[Funkenschlag] Possibilité de blocage?

Je n’ai toujours pas joué à Funkenschlag mais je compte bien me le procurer bientôt. En attendant, je me contente de lire les règles et de consulter les compte-rendus sur le site de Ludo (merci, c’est de l’excellent travail! :wink: ) afin d’avoir un avant-goût de comment tourne le jeu.

Au départ, je croyais que le placement des “maisons” sur le plateau était très important et que le principal intérêt du jeu résidait dans la possibilité de blocage des adversaires. Mais je me rends compte qu’il semble difficile de bloquer un adversaire, car il peut toujours “sauter” par dessus une ville en payant le coût de liaison, sans même avoir à y placer une maisonette, et hop son réseau s’agrandit. D’accord, il aura eu à payer un coût de liaison supplémentaire, mais il ne le paie qu’une seule fois : à partir de maintenant il pourra agrandir son réseau à partir de sa nouvelle ville, même si elle est physiquement déconnectée du reste de son réseau…

J’essaie de m’imaginer comment ça se passe, mais il me semble que ça manque de tension, non? Surtout à 2 joueurs, la lutte ne doit pas être très féroce pour s’approprier les meilleurs spots, vu qu’il est possible de “sauter” un ville.

D’après certains avis, c’était plus cuttroath dans l’ancienne version…

J’attends vos commentaires :)

- Eric -

La gestion de son budget est trés délicate et on a rarement trop d’argent, du coup, en tout cas sur les parties que j’ai faites, il était rare de payer deux liaisons juste pour éviter un blocage, ou alors vraiment si le prix des deux liaisons était faible. J’ai eu la même impression que toi à la lecture de la règle mais en pratique le blocage est bel et bien présent mais plus du fait de considérations financieres.

Après une seule partie (à 5), je n’ai pas constaté de réelle possibilité de blocage. Certes on peut augmenter le coût d’installation en rallongeant les distances.

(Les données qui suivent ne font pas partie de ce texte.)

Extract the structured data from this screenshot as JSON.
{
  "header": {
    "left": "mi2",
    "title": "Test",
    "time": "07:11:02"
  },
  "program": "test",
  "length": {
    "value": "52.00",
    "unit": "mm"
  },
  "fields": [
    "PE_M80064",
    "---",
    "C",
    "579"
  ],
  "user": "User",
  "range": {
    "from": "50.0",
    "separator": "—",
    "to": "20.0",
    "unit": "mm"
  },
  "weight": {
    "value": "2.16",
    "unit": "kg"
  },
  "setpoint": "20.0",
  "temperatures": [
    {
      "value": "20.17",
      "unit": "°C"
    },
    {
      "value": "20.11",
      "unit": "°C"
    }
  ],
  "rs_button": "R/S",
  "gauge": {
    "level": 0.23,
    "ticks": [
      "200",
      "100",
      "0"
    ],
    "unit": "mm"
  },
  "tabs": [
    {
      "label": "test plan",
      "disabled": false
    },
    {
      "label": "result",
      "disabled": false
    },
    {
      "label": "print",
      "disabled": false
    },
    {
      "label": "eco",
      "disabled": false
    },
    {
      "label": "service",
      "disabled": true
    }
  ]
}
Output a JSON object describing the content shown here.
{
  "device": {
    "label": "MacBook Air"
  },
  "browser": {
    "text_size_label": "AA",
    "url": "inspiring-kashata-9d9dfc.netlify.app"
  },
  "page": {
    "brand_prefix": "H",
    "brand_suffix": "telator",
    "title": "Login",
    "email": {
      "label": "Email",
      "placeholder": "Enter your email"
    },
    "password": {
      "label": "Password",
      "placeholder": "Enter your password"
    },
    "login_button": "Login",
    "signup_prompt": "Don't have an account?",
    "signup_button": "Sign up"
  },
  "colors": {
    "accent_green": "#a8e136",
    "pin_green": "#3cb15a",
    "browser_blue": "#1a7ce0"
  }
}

Je trouve que l’achat des centrales et l’accès aux ressources est plus tactique : le dernier à acheter paye toujours très cher (sauf s’il a une centrale qui fonctionne avec une énergie que les autres n’utilisent pas)
Score final : 14,15,15,15,16

Ben pour moi, après une seule partie aussi, le problême ne se pose pas vraiment en terme de blocage pur (je construit là, pas toi, nanère), surtout qu’en général, je suppose , au moment où les couleurs commencent à bien se mélanger, on passe en deuxième phase (stûff deux, comme disait Agartha notre initiateur fireballesque avec son inimitable accent d’on ne sait quelle planète, je trouverais un jour…), qui ouvre les deuxième emplacements dans les villes, et permet de joyeusement coloniser pour un surcout moindre les emplacements déjà occupés…

Oui mais…c’est qu’il ne s’agit pas réellement d’un jeu de blocage, sera vainqueur celui qui aura vraiment su gérer au plus juste ses brouzoufs, et, suivant cette idée là, le moindre surcout imprévu peut s’avérer déterminant, genre : “aaaargh , cette jolie ville qui ne me coutait que 16 à coloniser est partie, je dois me rabattre sur celle à 18, il me manque deux pour construire une deuxième ville à ce tour, je veux mouriiiiiiir, là, maintenant, d’ailleurs, je m’ouvre le ventre en signe de protestation, na”.

Et comme le jeu organise la course aux villes de façon superbement ingénieuse (le joueur en tête choisit en dernier, et doit souvent vraiment douiller pour continuer à se dévelloper, d’où surement l’intérêt d’être “dans l’aspiration”), le type de mécanisme qui ne te parrait pas assez méchant est en fait d’une parfaite efficience, ludiquement parlant, amha tout du moins.

Ceci dit, je ne m’en serais jamais douté à la simple lecture des règles, sans doute parceque l’on diffère là de nombre de jeux. Dans “ma partie”, du simple fait qu’il était constamment en tête au nombre de ville, le joueur ayant fait la course devant voyait son dévellopement perpétuellement contrarié par les surcout que lui imposaient l’ensemble des autres joueurs, prenant un malin plaisir a lui faire couler de tour en tour le long de son échine de plus en plus en plus lourdes, belles et grosse gouttes de sueurs gonflées de stress …

Meveilleux jeu qui ne couronne pas le joueur ayant le mieux négocié ses trois premiers tours, et ne condamne pas les départs un peu lentouille…

Et, vu ma traditionnelle dilection pour les jeux un brin plus léger, vous aurez compris, pour que je m’échauffe autant après une seule partie , que ce jeu est pour moi une merveille , une manière de perle de ludothèque.